Mit diesem Gutachten habe er nun etwas an der Hand, um weitere Gespräche zu führen, sagte Bürgermeister Wolfgang Panzer (SPD). Claudia Köhler (Grüne) war weniger euphorisch: "Einen Fortschritt sehe ich hier noch nicht." Panzer erinnerte daran, dass sich bereits mit einem ersten Treffen Anfang des Jahres im Innenministerium etwas bewegt habe, "von einem klaren Nein bis hin zu: Reden wir mal drüber". Damals war die Möglichkeit eines Walls entlang der A 995 erstmals diskutiert worden und hatte die Hoffnungen der Anwohner gestärkt. Nun haben sich die Zuständigkeiten seit Markus Söders Amtsantritt als Ministerpräsident geändert.

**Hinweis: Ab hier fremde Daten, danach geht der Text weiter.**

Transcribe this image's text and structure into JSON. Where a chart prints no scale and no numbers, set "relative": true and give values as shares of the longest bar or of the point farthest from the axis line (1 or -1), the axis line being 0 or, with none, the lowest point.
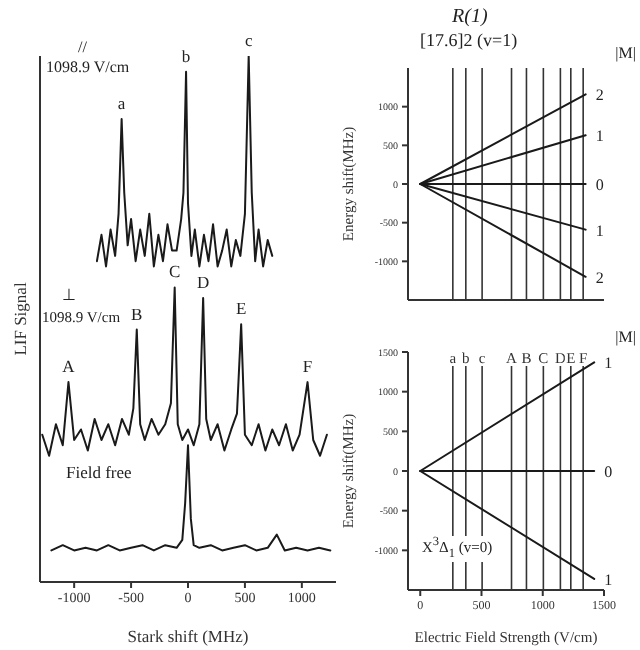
{
  "chart_data": [
    {
      "type": "line",
      "relative": true,
      "xlabel": "Stark shift  (MHz)",
      "ylabel": "LIF Signal",
      "xlim": [
        -1300,
        1300
      ],
      "xticks": [
        -1000,
        -500,
        0,
        500,
        1000
      ],
      "grid": false,
      "legend": false,
      "marker": "none",
      "line_style": "solid",
      "series": [
        {
          "color": "#1a1a1a",
          "x": [
            -800,
            -760,
            -720,
            -680,
            -640,
            -610,
            -583,
            -560,
            -530,
            -500,
            -460,
            -420,
            -380,
            -340,
            -300,
            -260,
            -220,
            -180,
            -140,
            -100,
            -60,
            -40,
            -17,
            0,
            30,
            60,
            100,
            140,
            180,
            220,
            260,
            300,
            340,
            380,
            420,
            460,
            500,
            533,
            560,
            590,
            620,
            660,
            700,
            740
          ],
          "values": [
            0.61,
            0.66,
            0.6,
            0.67,
            0.62,
            0.7,
            0.88,
            0.74,
            0.64,
            0.69,
            0.61,
            0.67,
            0.62,
            0.7,
            0.6,
            0.66,
            0.61,
            0.68,
            0.63,
            0.63,
            0.69,
            0.74,
            0.97,
            0.72,
            0.62,
            0.67,
            0.6,
            0.66,
            0.61,
            0.68,
            0.6,
            0.63,
            0.67,
            0.6,
            0.65,
            0.62,
            0.7,
            1.0,
            0.74,
            0.61,
            0.67,
            0.6,
            0.65,
            0.62
          ]
        },
        {
          "color": "#1a1a1a",
          "x": [
            -1280,
            -1220,
            -1160,
            -1100,
            -1050,
            -1000,
            -940,
            -880,
            -820,
            -760,
            -700,
            -640,
            -580,
            -520,
            -480,
            -450,
            -420,
            -380,
            -320,
            -260,
            -200,
            -150,
            -117,
            -90,
            -50,
            0,
            50,
            100,
            133,
            160,
            200,
            260,
            320,
            380,
            430,
            467,
            500,
            560,
            620,
            680,
            740,
            800,
            860,
            920,
            980,
            1050,
            1100,
            1160,
            1220
          ],
          "values": [
            0.28,
            0.24,
            0.3,
            0.26,
            0.38,
            0.27,
            0.29,
            0.25,
            0.31,
            0.27,
            0.3,
            0.26,
            0.31,
            0.28,
            0.33,
            0.48,
            0.3,
            0.27,
            0.31,
            0.28,
            0.3,
            0.34,
            0.56,
            0.3,
            0.27,
            0.29,
            0.26,
            0.3,
            0.54,
            0.31,
            0.27,
            0.3,
            0.25,
            0.29,
            0.32,
            0.49,
            0.28,
            0.26,
            0.3,
            0.25,
            0.29,
            0.26,
            0.3,
            0.25,
            0.28,
            0.38,
            0.27,
            0.24,
            0.28
          ]
        },
        {
          "color": "#1a1a1a",
          "x": [
            -1200,
            -1100,
            -1000,
            -900,
            -800,
            -700,
            -600,
            -500,
            -400,
            -300,
            -200,
            -100,
            -50,
            -25,
            0,
            25,
            50,
            100,
            200,
            300,
            400,
            500,
            600,
            700,
            780,
            850,
            950,
            1050,
            1150,
            1250
          ],
          "values": [
            0.06,
            0.07,
            0.06,
            0.065,
            0.06,
            0.07,
            0.06,
            0.065,
            0.07,
            0.06,
            0.07,
            0.065,
            0.08,
            0.15,
            0.26,
            0.12,
            0.07,
            0.065,
            0.07,
            0.06,
            0.065,
            0.07,
            0.06,
            0.065,
            0.09,
            0.06,
            0.065,
            0.06,
            0.065,
            0.06
          ]
        }
      ],
      "annotations": [
        "//",
        "1098.9 V/cm",
        "⊥",
        "1098.9 V/cm",
        "Field free",
        {
          "text": "a",
          "x": -583,
          "y": 0.88
        },
        {
          "text": "b",
          "x": -17,
          "y": 0.97
        },
        {
          "text": "c",
          "x": 533,
          "y": 1.0
        },
        {
          "text": "A",
          "x": -1050,
          "y": 0.38
        },
        {
          "text": "B",
          "x": -450,
          "y": 0.48
        },
        {
          "text": "C",
          "x": -117,
          "y": 0.56
        },
        {
          "text": "D",
          "x": 133,
          "y": 0.54
        },
        {
          "text": "E",
          "x": 467,
          "y": 0.49
        },
        {
          "text": "F",
          "x": 1050,
          "y": 0.38
        }
      ]
    },
    {
      "type": "line",
      "title": "R(1)",
      "subtitle": "[17.6]2 (v=1)",
      "ylabel": "Energy shift(MHz)",
      "legend_title": "|M|",
      "xlim": [
        -100,
        1500
      ],
      "xticks": [
        0,
        500,
        1000,
        1500
      ],
      "ylim": [
        -1500,
        1500
      ],
      "yticks": [
        -1000,
        -500,
        0,
        500,
        1000
      ],
      "tick_labels": "y",
      "grid": false,
      "legend": false,
      "marker": "none",
      "series": [
        {
          "name": "2",
          "color": "#1a1a1a",
          "x": [
            0,
            1350
          ],
          "values": [
            0,
            1160
          ]
        },
        {
          "name": "1",
          "color": "#1a1a1a",
          "x": [
            0,
            1350
          ],
          "values": [
            0,
            630
          ]
        },
        {
          "name": "0",
          "color": "#1a1a1a",
          "x": [
            0,
            1350
          ],
          "values": [
            0,
            0
          ]
        },
        {
          "name": "1",
          "color": "#1a1a1a",
          "x": [
            0,
            1350
          ],
          "values": [
            0,
            -590
          ]
        },
        {
          "name": "2",
          "color": "#1a1a1a",
          "x": [
            0,
            1350
          ],
          "values": [
            0,
            -1200
          ]
        }
      ],
      "ref_lines": [
        {
          "axis": "x",
          "value": 266
        },
        {
          "axis": "x",
          "value": 372
        },
        {
          "axis": "x",
          "value": 505
        },
        {
          "axis": "x",
          "value": 745
        },
        {
          "axis": "x",
          "value": 867
        },
        {
          "axis": "x",
          "value": 1005
        },
        {
          "axis": "x",
          "value": 1144
        },
        {
          "axis": "x",
          "value": 1229
        },
        {
          "axis": "x",
          "value": 1330
        }
      ]
    },
    {
      "type": "line",
      "xlabel": "Electric Field Strength (V/cm)",
      "ylabel": "Energy shift(MHz)",
      "legend_title": "|M|",
      "xlim": [
        -100,
        1500
      ],
      "xticks": [
        0,
        500,
        1000,
        1500
      ],
      "ylim": [
        -1500,
        1500
      ],
      "yticks": [
        -1000,
        -500,
        0,
        500,
        1000,
        1500
      ],
      "grid": false,
      "legend": false,
      "marker": "none",
      "series": [
        {
          "name": "1",
          "color": "#1a1a1a",
          "x": [
            0,
            1420
          ],
          "values": [
            0,
            1370
          ]
        },
        {
          "name": "0",
          "color": "#1a1a1a",
          "x": [
            0,
            1420
          ],
          "values": [
            0,
            0
          ]
        },
        {
          "name": "1",
          "color": "#1a1a1a",
          "x": [
            0,
            1420
          ],
          "values": [
            0,
            -1360
          ]
        }
      ],
      "ref_lines": [
        {
          "axis": "x",
          "value": 266,
          "label": "a"
        },
        {
          "axis": "x",
          "value": 372,
          "label": "b"
        },
        {
          "axis": "x",
          "value": 505,
          "label": "c"
        },
        {
          "axis": "x",
          "value": 745,
          "label": "A"
        },
        {
          "axis": "x",
          "value": 867,
          "label": "B"
        },
        {
          "axis": "x",
          "value": 1005,
          "label": "C"
        },
        {
          "axis": "x",
          "value": 1144,
          "label": "D"
        },
        {
          "axis": "x",
          "value": 1229,
          "label": "E"
        },
        {
          "axis": "x",
          "value": 1330,
          "label": "F"
        }
      ],
      "annotations": [
        "X$^{3}$Δ$_{1}$  (v=0)"
      ]
    }
  ]
}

Jetzt ist Ilse Aigner für Bauen und Verkehr verantwortlich. Noch sei man dabei, den Kontakt ins neue Ministerium herzustellen, sagte Rathaussprecher Simon Hötzl. Panzer findet gleichwohl, bei den Gesprächen sei viel im Fluss, vielleicht gebe es im Wahlkampfjahr Möglichkeiten, etwas voranzubringen. Schließlich gebe es ja auch eine neue Ministerin, "vielleicht hat die ja eine andere Meinung".

Die in der Sitzung anwesenden Anwohner stellten diese Aussagen wenig zufrieden. Noch während der Diskussion, in der etwa Christine Helming (Grüne) und Peter Wöstenbrink (SPD) das Tempolimit als Lösung favorisierten, verließ ein Großteil enttäuscht den Sitzungssaal. "Wir werden als Bürger mit unserem Anliegen nicht ernst genommen", sagte Catia Hilgart, die Initiatorin der Unterschriftensammlung für mehr Lärmschutz. 50 000 Euro habe dieses "angebliche Gutachten" gekostet, ärgert sie sich. "Es ist aber nur eine Szenarioanalyse mit ein paar Varianten, die wir gar nicht gebrauchen können", findet sie, etwa auf dem bestehenden Wall eine Wand aufzustocken, obwohl Experten bereits rieten, so nahe wie möglich an die Lärmquelle zu bauen. "Das ist Geldverschwendung", so Hilgart. Ein Tempolimit könne nur als Ergänzung gesehen werden, "wir werden es aber nie umsetzen können", davon ist sie überzeugt. Sie will ihre Idee weiter verfolgen, aus dem Aushubmaterial der zweiten Münchner Stammstrecke einen Wall aufzuschütten. In einem Schreiben an den Bürgermeister und die Gemeinderäte fordert sie diese auf, "alleine aus Kostensicht" hierzu Gespräche anzuvisieren.